All unnecessary expenses were put on hold, including travel and overdue equipment replacement. For the first time in the Cadets' history Ed felt compelled to withdrew the corps from a first contest of the season commitment. Both were extremely unpopular and openly criticized decisions. Ed, however, knew that survival was at stake, and so he accepted the criticism and moved his goals of long-term-survival and fiscal-responsibility forward.

As a founding member of DCI the Cadets were permitted two years out of finals before their membership would be suspended (an early policy no longer in effect). In late 1975 the Cadets, now debt free, placed 11th at the DCI Championships, thereby maintaining member status. Ed had accomplished what he set out to do, but at great personal sacrifice. Like many Director's before him he began to realize that his sacrifices paled in comparison to the sacrifices being made by his family.

Ed and his lovely wife of 50 years, Annette, are the proud parents of three children. The two oldest, Ed Jr. (Horn) and Renee (CG) both marched Cadets. His youngest daughter, Dawn, was too young to march during Ed's tenure. By 1976 all three children needed Ed more as a Father than as a Director, so reluctantly he ended his years of service to he Cadets. Just as it was a difficult decision to accept the position, so too was it just as difficult to depart.

One of the unknowns of Ed's life is that as a young teenager he had hoped to join the Cadets. Unfortunately it was at a time early in 1950 when there were no openings, and no new members were being accepted. How ironic that he later became the Director of the corps he was unable to join.
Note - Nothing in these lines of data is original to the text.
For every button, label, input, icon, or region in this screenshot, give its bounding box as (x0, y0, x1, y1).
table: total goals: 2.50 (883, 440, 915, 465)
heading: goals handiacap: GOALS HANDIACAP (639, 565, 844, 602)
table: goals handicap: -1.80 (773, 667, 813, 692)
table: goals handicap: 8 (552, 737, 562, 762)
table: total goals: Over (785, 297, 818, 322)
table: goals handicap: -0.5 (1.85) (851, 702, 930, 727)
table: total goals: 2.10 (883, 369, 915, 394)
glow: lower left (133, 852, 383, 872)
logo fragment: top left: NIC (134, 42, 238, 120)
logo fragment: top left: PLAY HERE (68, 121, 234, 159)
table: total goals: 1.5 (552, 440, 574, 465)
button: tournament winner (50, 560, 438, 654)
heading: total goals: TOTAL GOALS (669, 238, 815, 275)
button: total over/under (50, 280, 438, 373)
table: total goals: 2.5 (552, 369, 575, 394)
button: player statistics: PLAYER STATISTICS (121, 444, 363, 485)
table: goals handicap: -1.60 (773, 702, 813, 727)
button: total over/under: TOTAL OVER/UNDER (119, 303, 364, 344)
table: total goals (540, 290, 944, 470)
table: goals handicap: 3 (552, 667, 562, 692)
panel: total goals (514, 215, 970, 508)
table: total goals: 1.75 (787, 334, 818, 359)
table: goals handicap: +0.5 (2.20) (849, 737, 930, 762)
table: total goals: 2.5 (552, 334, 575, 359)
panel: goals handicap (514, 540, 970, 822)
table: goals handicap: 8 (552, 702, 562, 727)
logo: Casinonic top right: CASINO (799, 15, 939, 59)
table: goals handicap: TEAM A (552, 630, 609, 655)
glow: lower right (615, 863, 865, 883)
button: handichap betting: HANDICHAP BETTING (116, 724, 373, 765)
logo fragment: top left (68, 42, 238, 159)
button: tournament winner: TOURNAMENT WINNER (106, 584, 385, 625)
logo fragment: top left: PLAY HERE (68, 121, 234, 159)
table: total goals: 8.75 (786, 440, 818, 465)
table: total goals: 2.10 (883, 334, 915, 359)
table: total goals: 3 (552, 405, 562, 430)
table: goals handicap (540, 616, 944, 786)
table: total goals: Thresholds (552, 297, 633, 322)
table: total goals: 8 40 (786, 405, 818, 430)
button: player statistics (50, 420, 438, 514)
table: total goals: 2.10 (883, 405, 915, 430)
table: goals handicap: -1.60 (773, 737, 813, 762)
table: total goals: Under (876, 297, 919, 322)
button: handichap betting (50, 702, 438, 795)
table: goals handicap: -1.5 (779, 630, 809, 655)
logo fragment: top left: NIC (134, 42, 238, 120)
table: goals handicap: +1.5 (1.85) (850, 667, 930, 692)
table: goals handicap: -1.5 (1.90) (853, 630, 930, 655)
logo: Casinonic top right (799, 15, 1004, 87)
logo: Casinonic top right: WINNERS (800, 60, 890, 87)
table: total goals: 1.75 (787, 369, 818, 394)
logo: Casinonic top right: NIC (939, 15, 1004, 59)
Heroism takes many forms. Ed's willingness to accept the responsibility and challenge of the position of Director of the Cadets; knowing full well he was unprepared, is the kind of heroism all Cadets understand and respect. In retirement, with his wife, his children, and his five grandchildren (Kevin, Kyle, Tyler, Kiera, and Sydney), this lifelong Garfield resident and parishioner of The Church of The Most Holy Name (Ed has since relocated to a neighboring town) is honored and respected by all those whose lives he touched, and by the corps whose existence he helped to secure.